Fiorina non aveva partecipato al primo dibattito perché andava ancora molto male nei sondaggi; ma dopo essersi fatta notare al confronto tra i candidati “minori” stavolta è stata promossa al palco principale ed è andata di nuovo molto bene, mostrando una certa efficacia oratoria e buona competenza, soprattutto in politica estera. Durante una discussione sull’uso ricreativo della marijuana – in cui Jeb Bush ha detto di essersi fatto una canna quarant’anni fa – ha ricordato la storia di sua figlia, tossicodipendente e morta a 35 anni. È stata, da unica donna candidata, l’unica a dirsi contraria a mettere la faccia di una donna sulle banconote da 10 dollari – «è un contentino, non cambia niente» – mentre altri hanno dato risposte più originali o sgangherate, finendo per darle implicitamente ragione: Bush ha detto che ci metterebbe la politica britannica Margaret Thatcher, Huckabee sua moglie, Carson sua madre (risposte più serie: Paul ha citato Susan B. Anthony, Cruz, Trump e Rubio hanno detto Rosa Parks, Christie ha detto Abigail Adams, Kasich ha detto madre Teresa di Calcutta, Walker ha detto Clara Barton).

Un altro candidato che è andato bene, seppure in un modo tutto suo, è stato Carson: a tratti è sparito dalla conversazione, ma non è mai stato davvero coinvolto negli attacchi più duri e ha mantenuto l’immagine da outsider e da personaggio che non appartiene al giro della politica (in molti stanno facendo notare che sono outsider anche Trump e Fiorina, ed è eloquente che i candidati più convincenti in questo momento siano quelli che non hanno nessuna esperienza politica).
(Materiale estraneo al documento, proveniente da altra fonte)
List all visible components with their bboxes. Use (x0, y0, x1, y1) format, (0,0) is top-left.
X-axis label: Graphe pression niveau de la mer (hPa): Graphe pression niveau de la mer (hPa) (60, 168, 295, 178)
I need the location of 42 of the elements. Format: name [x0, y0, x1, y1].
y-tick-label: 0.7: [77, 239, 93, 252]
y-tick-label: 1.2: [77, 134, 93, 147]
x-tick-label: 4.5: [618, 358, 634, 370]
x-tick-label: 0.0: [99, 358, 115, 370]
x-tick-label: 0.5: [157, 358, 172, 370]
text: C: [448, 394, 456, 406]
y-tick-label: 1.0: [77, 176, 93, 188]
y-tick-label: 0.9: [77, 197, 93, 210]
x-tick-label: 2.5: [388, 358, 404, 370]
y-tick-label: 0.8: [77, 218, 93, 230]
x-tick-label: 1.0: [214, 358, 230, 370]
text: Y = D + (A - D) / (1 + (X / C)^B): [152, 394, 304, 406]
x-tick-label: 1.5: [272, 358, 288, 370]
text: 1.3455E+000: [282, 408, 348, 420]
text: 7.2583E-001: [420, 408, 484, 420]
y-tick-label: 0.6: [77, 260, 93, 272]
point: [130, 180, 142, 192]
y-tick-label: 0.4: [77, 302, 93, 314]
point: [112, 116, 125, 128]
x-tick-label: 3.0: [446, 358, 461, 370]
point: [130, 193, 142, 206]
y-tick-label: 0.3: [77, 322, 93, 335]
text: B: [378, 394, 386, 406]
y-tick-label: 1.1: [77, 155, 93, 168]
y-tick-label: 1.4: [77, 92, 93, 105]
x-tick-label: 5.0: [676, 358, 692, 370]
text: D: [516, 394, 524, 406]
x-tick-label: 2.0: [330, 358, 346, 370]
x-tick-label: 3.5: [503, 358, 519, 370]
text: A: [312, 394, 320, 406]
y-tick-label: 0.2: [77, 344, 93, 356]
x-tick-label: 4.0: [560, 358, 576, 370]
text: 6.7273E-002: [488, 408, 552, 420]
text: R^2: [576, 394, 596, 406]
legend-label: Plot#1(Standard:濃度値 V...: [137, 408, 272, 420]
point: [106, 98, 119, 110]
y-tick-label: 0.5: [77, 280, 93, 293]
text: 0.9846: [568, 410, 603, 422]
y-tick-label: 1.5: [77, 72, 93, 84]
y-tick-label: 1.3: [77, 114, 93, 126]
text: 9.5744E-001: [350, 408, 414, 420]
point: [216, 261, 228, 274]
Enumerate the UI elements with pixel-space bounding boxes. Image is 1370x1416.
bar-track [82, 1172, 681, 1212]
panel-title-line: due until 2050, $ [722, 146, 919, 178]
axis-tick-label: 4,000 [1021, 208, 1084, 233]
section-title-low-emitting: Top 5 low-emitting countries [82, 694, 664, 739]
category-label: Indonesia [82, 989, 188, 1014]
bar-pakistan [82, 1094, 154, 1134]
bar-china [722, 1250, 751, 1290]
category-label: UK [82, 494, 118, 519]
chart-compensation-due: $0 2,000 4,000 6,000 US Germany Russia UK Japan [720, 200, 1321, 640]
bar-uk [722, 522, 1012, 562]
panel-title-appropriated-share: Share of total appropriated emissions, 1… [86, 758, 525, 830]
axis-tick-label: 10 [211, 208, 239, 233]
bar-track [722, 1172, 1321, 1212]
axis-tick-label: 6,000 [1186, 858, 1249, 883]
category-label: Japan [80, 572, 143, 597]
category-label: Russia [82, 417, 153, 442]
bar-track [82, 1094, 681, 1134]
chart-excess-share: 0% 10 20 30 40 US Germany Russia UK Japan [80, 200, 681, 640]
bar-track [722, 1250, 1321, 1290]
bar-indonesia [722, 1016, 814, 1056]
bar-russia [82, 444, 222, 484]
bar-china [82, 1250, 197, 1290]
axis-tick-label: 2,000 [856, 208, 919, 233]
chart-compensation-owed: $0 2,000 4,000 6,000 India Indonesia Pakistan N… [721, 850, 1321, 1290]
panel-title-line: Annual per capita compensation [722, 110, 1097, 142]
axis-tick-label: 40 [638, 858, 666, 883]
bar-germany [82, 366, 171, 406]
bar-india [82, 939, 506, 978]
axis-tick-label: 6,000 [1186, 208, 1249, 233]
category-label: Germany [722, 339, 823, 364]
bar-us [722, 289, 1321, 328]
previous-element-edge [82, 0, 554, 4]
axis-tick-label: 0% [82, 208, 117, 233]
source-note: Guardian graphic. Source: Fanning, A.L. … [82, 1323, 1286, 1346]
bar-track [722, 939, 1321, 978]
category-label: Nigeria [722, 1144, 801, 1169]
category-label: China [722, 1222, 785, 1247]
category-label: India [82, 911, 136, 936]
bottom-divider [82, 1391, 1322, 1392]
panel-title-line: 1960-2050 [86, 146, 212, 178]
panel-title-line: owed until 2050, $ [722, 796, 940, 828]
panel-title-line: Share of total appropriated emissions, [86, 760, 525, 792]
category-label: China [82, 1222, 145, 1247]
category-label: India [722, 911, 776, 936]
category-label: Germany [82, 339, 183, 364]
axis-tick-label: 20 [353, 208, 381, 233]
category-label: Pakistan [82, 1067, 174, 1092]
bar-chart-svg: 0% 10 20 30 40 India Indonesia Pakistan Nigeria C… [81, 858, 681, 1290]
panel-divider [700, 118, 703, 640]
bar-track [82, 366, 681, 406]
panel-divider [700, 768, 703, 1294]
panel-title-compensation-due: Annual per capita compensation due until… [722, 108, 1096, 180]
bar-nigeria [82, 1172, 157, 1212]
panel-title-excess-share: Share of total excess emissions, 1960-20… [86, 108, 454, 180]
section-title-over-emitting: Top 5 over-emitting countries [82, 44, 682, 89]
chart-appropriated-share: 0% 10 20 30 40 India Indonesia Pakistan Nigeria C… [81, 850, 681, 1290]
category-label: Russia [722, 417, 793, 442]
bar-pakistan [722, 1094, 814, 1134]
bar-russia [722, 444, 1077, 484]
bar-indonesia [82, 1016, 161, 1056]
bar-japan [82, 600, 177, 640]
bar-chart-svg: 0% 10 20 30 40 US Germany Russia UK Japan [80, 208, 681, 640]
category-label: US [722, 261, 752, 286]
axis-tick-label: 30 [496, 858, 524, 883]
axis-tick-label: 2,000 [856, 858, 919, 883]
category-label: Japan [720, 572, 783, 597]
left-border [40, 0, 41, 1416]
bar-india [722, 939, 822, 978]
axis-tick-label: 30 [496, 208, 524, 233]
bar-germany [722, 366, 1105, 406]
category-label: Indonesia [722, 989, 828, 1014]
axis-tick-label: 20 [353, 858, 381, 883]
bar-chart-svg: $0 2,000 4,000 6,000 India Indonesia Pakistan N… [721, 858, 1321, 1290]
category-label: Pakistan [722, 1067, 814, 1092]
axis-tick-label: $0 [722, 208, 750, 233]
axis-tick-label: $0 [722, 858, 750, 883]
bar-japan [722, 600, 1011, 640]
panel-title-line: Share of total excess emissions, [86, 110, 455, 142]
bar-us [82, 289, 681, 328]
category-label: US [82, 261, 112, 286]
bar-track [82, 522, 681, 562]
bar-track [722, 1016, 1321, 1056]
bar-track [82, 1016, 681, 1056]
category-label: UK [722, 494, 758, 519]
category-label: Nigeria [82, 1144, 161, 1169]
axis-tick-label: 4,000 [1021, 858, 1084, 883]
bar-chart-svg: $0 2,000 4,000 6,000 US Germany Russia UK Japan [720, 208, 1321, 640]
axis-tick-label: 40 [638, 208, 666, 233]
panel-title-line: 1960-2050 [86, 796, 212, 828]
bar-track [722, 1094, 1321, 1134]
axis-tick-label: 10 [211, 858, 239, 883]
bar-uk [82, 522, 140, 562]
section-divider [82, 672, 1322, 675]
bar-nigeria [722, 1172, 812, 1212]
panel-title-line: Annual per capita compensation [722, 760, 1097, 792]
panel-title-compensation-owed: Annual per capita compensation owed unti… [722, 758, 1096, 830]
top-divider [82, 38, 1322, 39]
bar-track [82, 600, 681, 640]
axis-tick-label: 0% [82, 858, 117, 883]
Tra gli altri, sono stati quasi invisibili Mike Huckabee e Chris Christie, sono andati un po’ meglio dell’ultima volta Rand Paul e Scott Walker ma soprattutto hanno avuto una buona serata anche John Kasich e Marco Rubio, che hanno dimostrato di poter eventualmente raccogliere parte del sostegno più “istituzionale” di Jeb Bush se questo dovesse continuare a non essere convincente. Kasich – governatore dell’Ohio, preparato e moderato – si è staccato dalla maggior parte degli altri candidati quando ha detto che da presidente non straccerebbe subito l’accordo sull’Iran ma aspetterebbe di capire se può farlo funzionare; Rubio – giovane senatore della Florida di origini cubane – è stato convincente sia sull’immigrazione che sulla politica estera. È andato bene anche il senatore di estrema destra Ted Cruz, facendo dire a esperti e analisti che potrebbe diventare il candidato di riferimento di quell’area attirando a sé parte dei voti di Huckabee, Walker e Paul.

Le primarie – sia per i Democratici che per i Repubblicani – cominceranno il primo febbraio 2016 con i caucus in Iowa. Il prossimo dibattito tra candidati Repubblicani si terrà il 28 ottobre a Boulder, in Colorado: cioè in uno dei due stati che hanno legalizzato l’uso ricreativo della marijuana, tema che sicuramente tornerà nella discussione. Il dibattito sarà organizzato da CNBC e verterà soprattutto sull’economia. I candidati Democratici invece terranno il loro primo confronto televisivo il 13 ottobre a Las Vegas, in Nevada.